娘は、仔犬に「ヤマト」と名付け、犬小屋にも名前を書いていました。仔犬よりも先に自分が入ったりしてはしゃいでいました。
でも、娘がヤマトと一緒に遊んでいたのも小学生まででした。生き物ですから、食事をやらなければなりません。食事は、亡くなったバアさんがやってくれていました。主に家族が食べた残飯でした。
散歩は、ずーっと私です。ヤマトをもらって来たジイさんが散歩に連れて行ったのを見た記憶がありません。ただ、一度、私が仕事帰りにジイさんを見ると額にバンソウコを貼っていた事があって、聞けばヤマトを連れて散歩に行こうとした

ら、に引っ張られて倒れたらしい。その際、額に傷を負ったとのこと。もう、70代後半の老人でしたから、抑えることが出来なかったんですね。いつも、私が自転車につないで全速力で駆け出して散歩に行っていたものですから、ジイさんがヤマトの鎖を外した途端に、駆け出したらしい。ヤマトは、いつも通りのスピードで走り出したんです。
バアさんが亡くなってからは、ヤマトの餌やりも私がドッグフードを買って来て、食べさせていました。
我が家に連れてきてから17年経った頃、以前のように自転車で散歩に行くことはなくなりました。リードに繋いで、私の歩くスピードで散歩に行くのがやっとの有様になりました。老化です。そして、目を見ると白濁しているんです。犬の白内障?

初めて犬猫病院に連れて行きました。医者からは、目薬と飲み薬を処方してもらいましたが、ヤマトは目薬をさせてくれません。飲み薬に至っては、避けて食べるんです。無理やり、飲ませようとしても、頑として口に入れさせません。目薬も3滴に1回は、外れてしまいます。

目はますます悪くなっている様で物にぶつかったり、川に落ちたり、食事もほとんど食べなくなってきました。

そのうちに夜になると鳴き出すんです。知らない人や犬猫が寄って来た時に鳴く威嚇の鳴き声ではなく、苦しい様な悲しい様な、なんとも言えない聞いてて、こちらが苦しくなる鳴き声なんです。後から、分かったんですが、犬の認知症のようでした。

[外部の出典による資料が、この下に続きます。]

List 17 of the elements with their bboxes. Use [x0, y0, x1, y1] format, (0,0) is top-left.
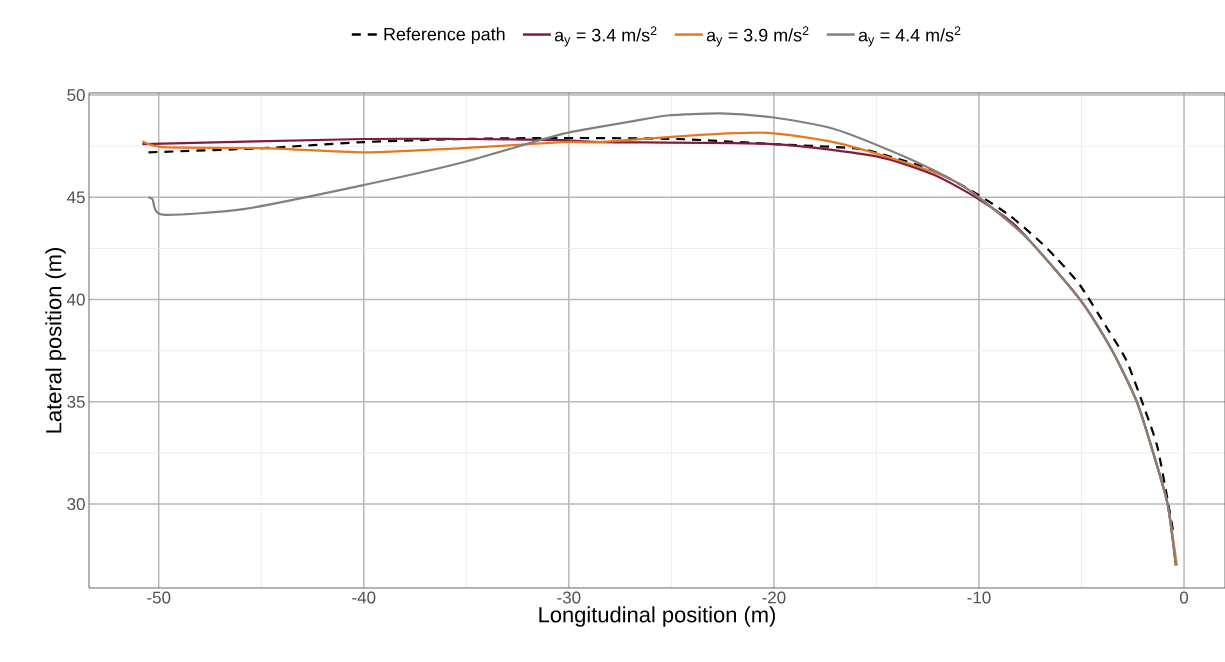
y-tick-label: 45 [67, 191, 85, 204]
x-axis-title: Longitudinal position (m) [539, 606, 775, 627]
y-tick-label: 35 [67, 395, 85, 408]
y-tick-label: 30 [67, 498, 85, 511]
x-tick-label: -20 [762, 591, 786, 604]
y-axis-title: Lateral position (m) [45, 248, 66, 433]
legend-label: a$_{y}$ = 3.4 m/s$^{2}$ [554, 26, 657, 47]
x-tick-label: -10 [967, 591, 991, 604]
x-tick-label: -50 [147, 591, 171, 604]
legend-label: Reference path [384, 27, 505, 45]
x-tick-label: 0 [1179, 591, 1189, 604]
x-tick-label: -30 [557, 591, 581, 604]
y-tick-label: 40 [67, 293, 85, 306]
legend-label: a$_{y}$ = 3.9 m/s$^{2}$ [706, 26, 809, 47]
y-tick-label: 50 [67, 89, 85, 102]
legend-label: a$_{y}$ = 4.4 m/s$^{2}$ [858, 26, 961, 47]
x-tick-label: -40 [352, 591, 376, 604]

そんな状態がしばらく続いたある晩、急に静かになったんです。小雪の降っていた時でした。小屋の中に姿がないんです。リードの先を辿るとそこに冷たくなったヤマトが居たんです。歯茎から歯が見えていました。苦しんで苦しんで絶命したんです。私はその時は、55歳位でしたが、涙が止まらなかったです。

本当にかわいそうなことをした。安らかに眠らせることが出来なくて、苦しい思いをさせてあの世に行かせてしまって、本当に悪かったと謝まりました。

ヤマトの亡骸は、我が家の日当たりのいい庭の一角を掘って、埋めてやりました。雪が1mくらい積もっていましたが、その雪を除き、土を掘り下げ、地中に首輪を付けたまま、埋めてやりました。いつまでも我が家のヤマトだよと声を掛けて、やりながら。

これ以来、我が家で犬を飼うことは、生涯しないと誓いました。あまりに悲しい思いをしましたので、本来なら孫が家に遊びに来た時に一緒に遊ばせたらいいかなとも思いましたが、ヤマトの最後を見て、そんな気持ちには、なれませんでした。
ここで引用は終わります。